The result was "Harpy", it mastered about 1000 words, the vocabulary of a three-year-old and it could understand sentences. It could process speech that followed pre-programmed vocabulary, pronunciation, and grammar structures to determine which sequences of words made sense together, and thus reducing speech recognition errors.

In 1986 Tangora was an upgrade of the Shoebox, it was a voice recognizing typewriter. Named after the world’s fastest typist at the time, it had a vocabulary of 20,000 words and used prediction to decide the most likely result based on what was said in the past. IBM’s approach was based on a Hidden Markov model, which adds statistics to digital signal processing techniques. The method makes it possible to predict the most likely phonemes to follow a given phoneme. Still each speaker had to individually train the typewriter to recognize his or her voice, and pause between each word.

Birth of smart virtual assistants: 1990's — Presentedit

The 1990s digital speech recognition technology became a feature of the personal computer with IBM, Philips and Lemout & Hauspie fighting for customers. Much later the market launch of the first smartphone IBM Simon in 1994 laid the foundation for smart virtual assistants as we know them today.

In 1997 Dragon’s Naturally Speaking software could recognize and transcribe natural human speech without pauses between each word into a document at a rate of 100 words per minute. A version of Naturally Speaking is still available for download and it is still used today, for instance, by many doctors in the US and the UK to document their medical records.

In 2001 Colloquis publicly launched SmarterChild, on platforms like AIM and MSN Messenger. While entirely text-based SmarterChild was able to play games, check the weather, look up facts, and converse with users to an extent.
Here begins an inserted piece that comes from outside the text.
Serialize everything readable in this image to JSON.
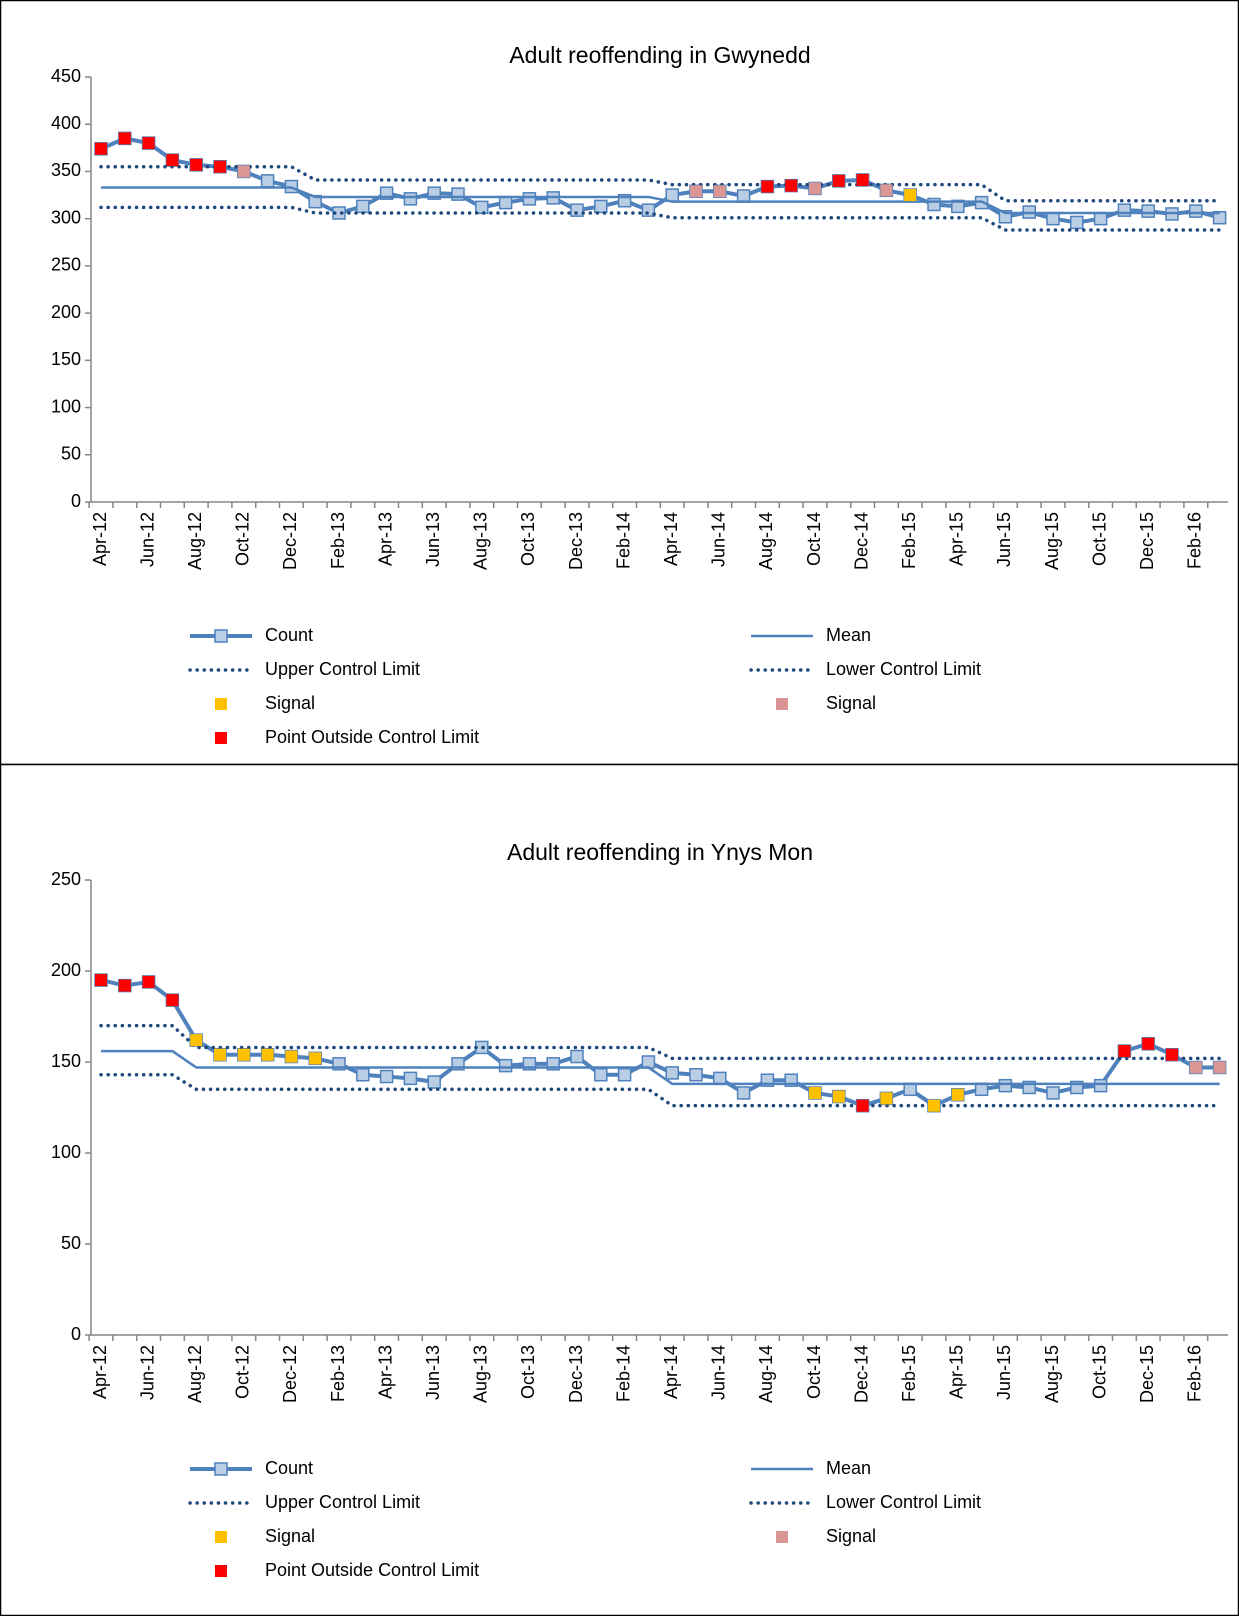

The first modern digital virtual assistant installed on a smartphone was Siri, which was introduced as a feature of the iPhone 4S on 4 October 2011. Apple Inc. developed Siri following the 2010 acquisition of Siri Inc., a spin-off of SRI International, which is a research institute financed by DARPA and the United States Department of Defense. Its aim was to aid in tasks such as sending a text message, making phone calls, checking the weather or setting up an alarm. Over time, it has developed to provide restaurant recommendations, search the internet, and provide driving directions.

In November 2014, Amazon announced Alexa alongside the Echo.

In April 2017 Amazon released a service for building conversational interfaces for any type of virtual assistant or interface.